“San Antonio has a textile DNA- a manufacturing DNA,” says Mario Guajardo, the soft-spoken yet passionate force behind Richter Goods, “but it creates global products. Products for everybody.” We felt the mystique of his headquarters almost as soon as he welcomed us in. The space was adorned with artsy black and white photographs, sewing machines from the first part of the last century, chaise lounge and reading chairs, and bowls filled with trinkets and buttons. “Mario’s inner mission in life is to orchestrate relationships, you know?” said Chuck Holdridge, a barber and tenant at Broadway News (We’ll talk more about that later.) If his workspace suggested anything, it was that Mario must be as proficient at bringing ideas together as he is people.
Mario Gaujardo poses for a photo at Richter Goods. Michael Cirlos / Centro San Antonio
Born and educated in Mexico, Mario had many sources of inspiration in his youth that would contribute to his love of fashion. According to him, his father walked into the kitchen every morning looking “immaculate” in his suit, his appearance being a sign of respect for those he was meeting. “He was a man of great compassion, kindness, and attention to detail-and those characteristics were a big influence on me,” reflects Gaujardo. His family offered other opportunities for creative growth as well. “As a family, we traveled very often, exploring different cultures, where I was encouraged to engage, understand, and explore.”
Bowls filled with trinkets and buttons on a garment table at Richter Goods. Michael Cirlos / Centro San Antonio
Gaujardo came to San Antonio, after having earned a business degree, near the turn of the millennium. For him, the city possessed something special, “Companies like Levi used to manufacture in San Antonio. So there is an incredible amount of talent.” He continued with an assessment of downtown’s significance: “It’s important to understand that in every metro market downtown has a big presence and I think that we need to understand that we have a beautiful downtown that has not been used to its potential.”
“We truly have the most beautiful downtown in Texas."
As for what made downtown beautiful, Mario pointed to the historical nature of the area. “We truly have the most beautiful downtown in Texas.
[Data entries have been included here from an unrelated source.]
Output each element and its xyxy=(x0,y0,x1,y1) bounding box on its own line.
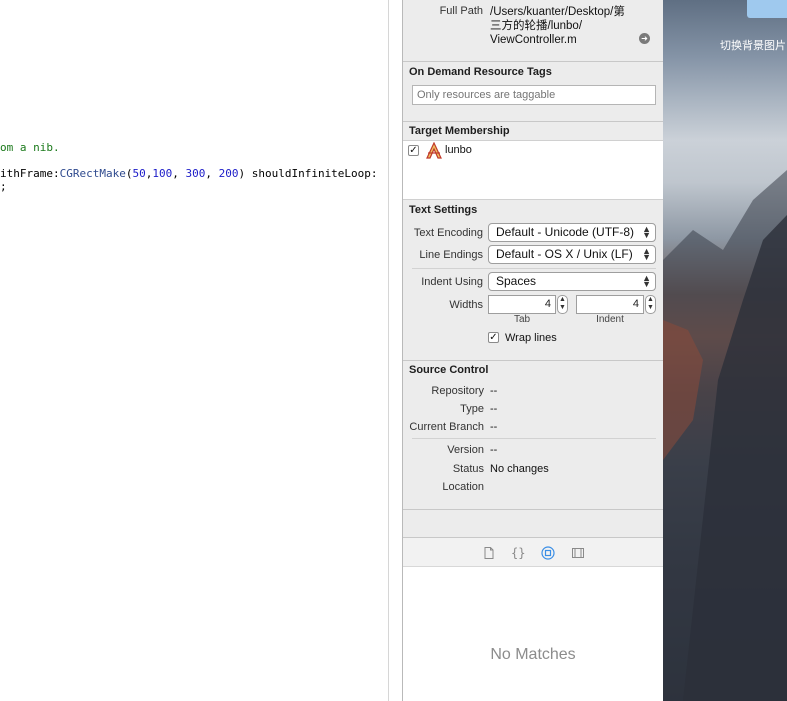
app-target-icon xyxy=(426,142,442,159)
code-token-number: 100 xyxy=(152,167,173,180)
code-token-function: CGRectMake xyxy=(59,167,126,180)
status-value: No changes xyxy=(490,463,549,475)
mountain-wallpaper xyxy=(663,170,787,701)
tab-width-caption: Tab xyxy=(513,314,531,325)
text-encoding-label: Text Encoding xyxy=(413,227,483,239)
full-path-label: Full Path xyxy=(439,5,483,17)
section-divider xyxy=(403,509,663,510)
popup-arrows-icon: ▲ ▼ xyxy=(642,224,651,240)
indent-using-label: Indent Using xyxy=(421,276,483,288)
media-library-icon[interactable] xyxy=(571,546,585,560)
code-token-number: 300 xyxy=(185,167,206,180)
target-membership-title: Target Membership xyxy=(409,125,510,137)
reveal-in-finder-icon[interactable]: ➜ xyxy=(639,33,650,44)
repository-label: Repository xyxy=(431,385,484,397)
type-value: -- xyxy=(490,403,498,415)
target-list: ✓ lunbo xyxy=(403,140,663,200)
status-label: Status xyxy=(452,463,484,475)
current-branch-label: Current Branch xyxy=(409,421,484,433)
object-library-icon[interactable] xyxy=(541,546,555,560)
code-line-comment[interactable]: om a nib. xyxy=(0,141,60,155)
file-inspector: Full Path /Users/kuanter/Desktop/第 三方的轮播… xyxy=(403,0,663,701)
code-token-number: 200 xyxy=(218,167,239,180)
tab-width-stepper[interactable]: ▲ ▼ xyxy=(557,295,568,314)
code-token-number: 50 xyxy=(132,167,146,180)
section-divider xyxy=(403,360,663,361)
version-value: -- xyxy=(490,444,498,456)
line-endings-popup[interactable]: Default - OS X / Unix (LF) ▲ ▼ xyxy=(488,245,656,264)
indent-width-stepper[interactable]: ▲ ▼ xyxy=(645,295,656,314)
divider xyxy=(412,438,656,439)
popup-arrows-icon: ▲ ▼ xyxy=(642,273,651,289)
split-gutter xyxy=(389,0,403,701)
file-template-icon[interactable] xyxy=(482,546,496,560)
source-control-title: Source Control xyxy=(409,364,489,376)
popup-arrows-icon: ▲ ▼ xyxy=(642,246,651,262)
version-label: Version xyxy=(447,444,484,456)
library-results[interactable]: No Matches xyxy=(403,567,663,701)
code-line-end[interactable]: ; xyxy=(0,180,7,194)
wrap-lines-label[interactable]: Wrap lines xyxy=(505,332,557,344)
resource-tags-field[interactable] xyxy=(412,85,656,105)
code-token: shouldInfiniteLoop: xyxy=(245,167,378,180)
folder-icon[interactable] xyxy=(747,0,787,18)
full-path-value: /Users/kuanter/Desktop/第 三方的轮播/lunbo/ Vi… xyxy=(490,6,625,46)
type-label: Type xyxy=(460,403,484,415)
desktop-item-label[interactable]: 切换背景图片 xyxy=(720,37,786,53)
location-label: Location xyxy=(442,481,484,493)
code-token: ithFrame: xyxy=(0,167,60,180)
indent-width-caption: Indent xyxy=(596,314,624,325)
code-editor[interactable]: om a nib. ithFrame:CGRectMake(50,100, 30… xyxy=(0,0,389,701)
wrap-lines-checkbox[interactable]: ✓ xyxy=(488,332,499,343)
on-demand-title: On Demand Resource Tags xyxy=(409,66,552,78)
library-tab-bar: {} xyxy=(403,537,663,567)
target-name: lunbo xyxy=(445,144,472,156)
divider xyxy=(412,268,656,269)
current-branch-value: -- xyxy=(490,421,498,433)
repository-value: -- xyxy=(490,385,498,397)
tab-width-field[interactable]: 4 xyxy=(488,295,556,314)
code-line-init[interactable]: ithFrame:CGRectMake(50,100, 300, 200) sh… xyxy=(0,167,378,181)
desktop-background[interactable]: 切换背景图片 xyxy=(663,0,787,701)
text-encoding-popup[interactable]: Default - Unicode (UTF-8) ▲ ▼ xyxy=(488,223,656,242)
section-divider xyxy=(403,61,663,62)
widths-label: Widths xyxy=(449,299,483,311)
text-settings-title: Text Settings xyxy=(409,204,478,216)
no-matches-label: No Matches xyxy=(490,646,576,663)
code-snippet-icon[interactable]: {} xyxy=(511,546,525,560)
indent-width-field[interactable]: 4 xyxy=(576,295,644,314)
line-endings-label: Line Endings xyxy=(419,249,483,261)
target-checkbox[interactable]: ✓ xyxy=(408,145,419,156)
indent-using-popup[interactable]: Spaces ▲ ▼ xyxy=(488,272,656,291)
It has many buildings from the 30s and it really resembles a lot of the northeast in terms of feel. We might not have the towers but we have gorgeous architecture, the Southwestern Bell building for instance.” It wasn’t only the buildings that caught Mario’s interest, but the people as well. “The concentration of the most interesting people is downtown. The most progressive and creative class is in downtown. There wasn’t a living community before, but there’s a living community today. [Downtown] went from dull to thriving. It started with people wanting to hangout downtown, people staying downtown, and people exploring downtown with that intention. That has drastically changed things. The actual population, versus tourists, are living locally.”
The Traveler Barbershop sets up in front of Richter Goods. Michael Cirlos / Centro San Antonio
“It gives you responsibility for creating products that not only work locally but have a more global impact.”
When visiting Broadway News, the building housing Richter Goods, it’s impossible to overlook the trailers and shipping containers in the parking lot. Upon inspection, what appeared to be an encampment reveals itself as a makeshift marketplace complete with coffee shop, clothiers, and even a barbershop. Mario, through “orchestrating relationships” has built a diverse community of his own. That diversity is one of the things he admires most about the city. He cites the military “bringing in units from all over the world,” as well as the service industry as contributing factors to San Antonio’s diversity. “It gives you responsibility for creating products that not only work locally but have a more global impact.” He concludes, “It has to be a product that has a more well-rounded presence per se. And it has definitely had an impact in terms of the way we create what we do.” This sentiment summed up a lot of our conversation; namely, a spirit and diversity that makes San Antonio accessible to anyone.
All garments are handmade at Richter Goods. Michael Cirlos / Centro San Antonio
Looking toward the future, Richter Goods seemed to be diversifying even within its own product line. “Right now we are working on healthcare apparel. To give you an example we are producing three-thousand units with a private label. We have to deliver those in thirty days.” According to Mario, nurses, doctors, and other physicians will use the scrubs. Based on numbers from other healthcare apparel manufacturers, Mario seems confident in the new venture. “So if I do succeed in doing something like that- that’s a lot of jobs. And it’s totally sustainable. So healthcare apparel is a big part of our expansion.”
Mario Gaujardo arranges a garment for processing with Maria Reyes, 58, at Richter Goods. Michael Cirlos / Centro San Antonio
As we came to the last question, the tailors at Richter Goods were trying to pull Mario away to attend to other matters. The fact that they so strongly felt his absence, after only ten minutes, was evidence of the growth and success of Guajardo’s venture. Luckily, He was able to offer his final opinion on whether or not downtown San Antonio could become the global contributor he described: “Absolutely. It’s not so much about marketing downtown but marketing products that come from downtown.” If Mario’s company is at all representative of entrepreneurship in San Antonio, it won’t be a tough sell.